Lecocke Michael, Hess Kenneth
Department of Mathematics, St. Mary's University, San Antonio, Texas 78228, USA.
Cancer Inform. 2007 Feb 23;2:313-27.
We consider both univariate- and multivariate-based feature selection for the problem of binary classification with microarray data. The idea is to determine whether the more sophisticated multivariate approach leads to better misclassification error rates because of the potential to consider jointly significant subsets of genes (but without overfitting the data).
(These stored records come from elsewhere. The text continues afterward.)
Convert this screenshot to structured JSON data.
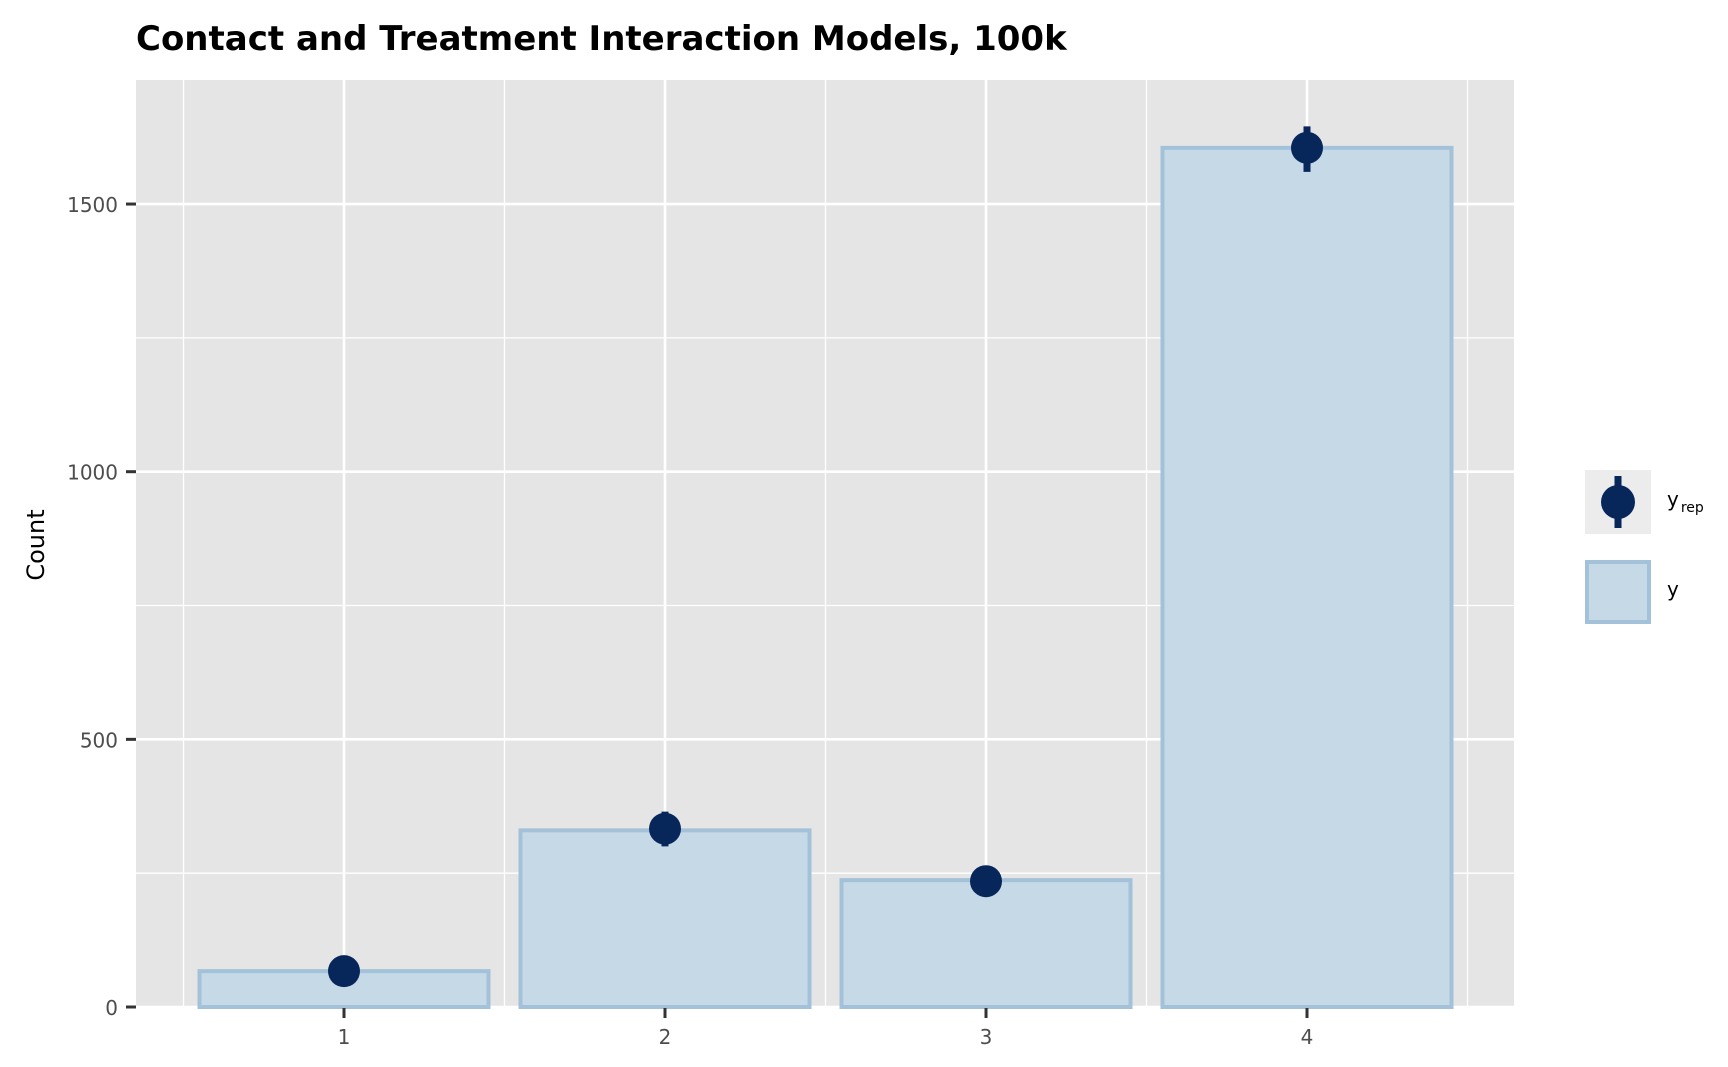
{
  "chart_data": {
    "type": "bar",
    "title": "Contact and Treatment Interaction Models, 100k",
    "xlabel": "",
    "ylabel": "Count",
    "categories": [
      "1",
      "2",
      "3",
      "4"
    ],
    "ylim": [
      0,
      1600
    ],
    "yticks": [
      0,
      500,
      1000,
      1500
    ],
    "grid": true,
    "legend_position": "right",
    "series": [
      {
        "name": "y",
        "kind": "bar",
        "values": [
          67,
          330,
          237,
          1605
        ]
      },
      {
        "name": "y_rep",
        "kind": "pointrange",
        "values": [
          67,
          333,
          235,
          1605
        ],
        "lower": [
          55,
          300,
          218,
          1560
        ],
        "upper": [
          80,
          365,
          255,
          1645
        ]
      }
    ],
    "legend": [
      {
        "main": "y",
        "sub": "rep",
        "type": "point"
      },
      {
        "main": "y",
        "sub": "",
        "type": "bar"
      }
    ],
    "colors": {
      "panel_bg": "#e5e5e5",
      "grid": "#ffffff",
      "bar_fill": "#c6d9e7",
      "bar_stroke": "#a3c2d9",
      "point": "#07265a"
    }
  }
}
We present an empirical study in which 10-fold cross-validation is applied externally to both a univariate-based and two multivariate- (genetic algorithm (GA)-) based feature selection processes. These procedures are applied with respect to three supervised learning algorithms and six published two-class microarray datasets.
Considering all datasets, and learning algorithms, the average 10-fold external cross-validation error rates for the univariate-, single-stage GA-, and two-stage GA-based processes are 14.2%, 14.6%, and 14.2%, respectively. We also find that the optimism bias estimates from the GA analyses were half that of the univariate approach, but the selection bias estimates from the GA analyses were 2.5 times that of the univariate results.
We find that the 10-fold external cross-validation misclassification error rates were very comparable. Further, we find that a two-stage GA approach did not demonstrate a significant advantage over a 1-stage approach. We also find that the univariate approach had higher optimism bias and lower selection bias compared to both GA approaches.
针对微阵列数据的二元分类问题,我们考虑基于单变量和多变量的特征选择。其理念是确定更复杂的多变量方法是否由于能够联合考虑具有显著意义的基因子集(但不过度拟合数据)而能带来更低的误分类错误率。
我们开展了一项实证研究,其中将10折交叉验证外部应用于基于单变量的特征选择过程以及两种基于多变量(遗传算法(GA))的特征选择过程。这些过程针对三种监督学习算法和六个已发表的两类微阵列数据集进行应用。
考虑所有数据集和学习算法,基于单变量、单阶段GA和两阶段GA的过程的平均10折外部交叉验证错误率分别为14.2%、14.6%和14.2%。我们还发现,GA分析得出的乐观偏差估计值是单变量方法的一半,但GA分析得出的选择偏差估计值是单变量结果的2.5倍。
我们发现10折外部交叉验证误分类错误率非常相近。此外,我们发现两阶段GA方法并未显示出比单阶段方法有显著优势。我们还发现,与两种GA方法相比,单变量方法具有更高的乐观偏差和更低的选择偏差。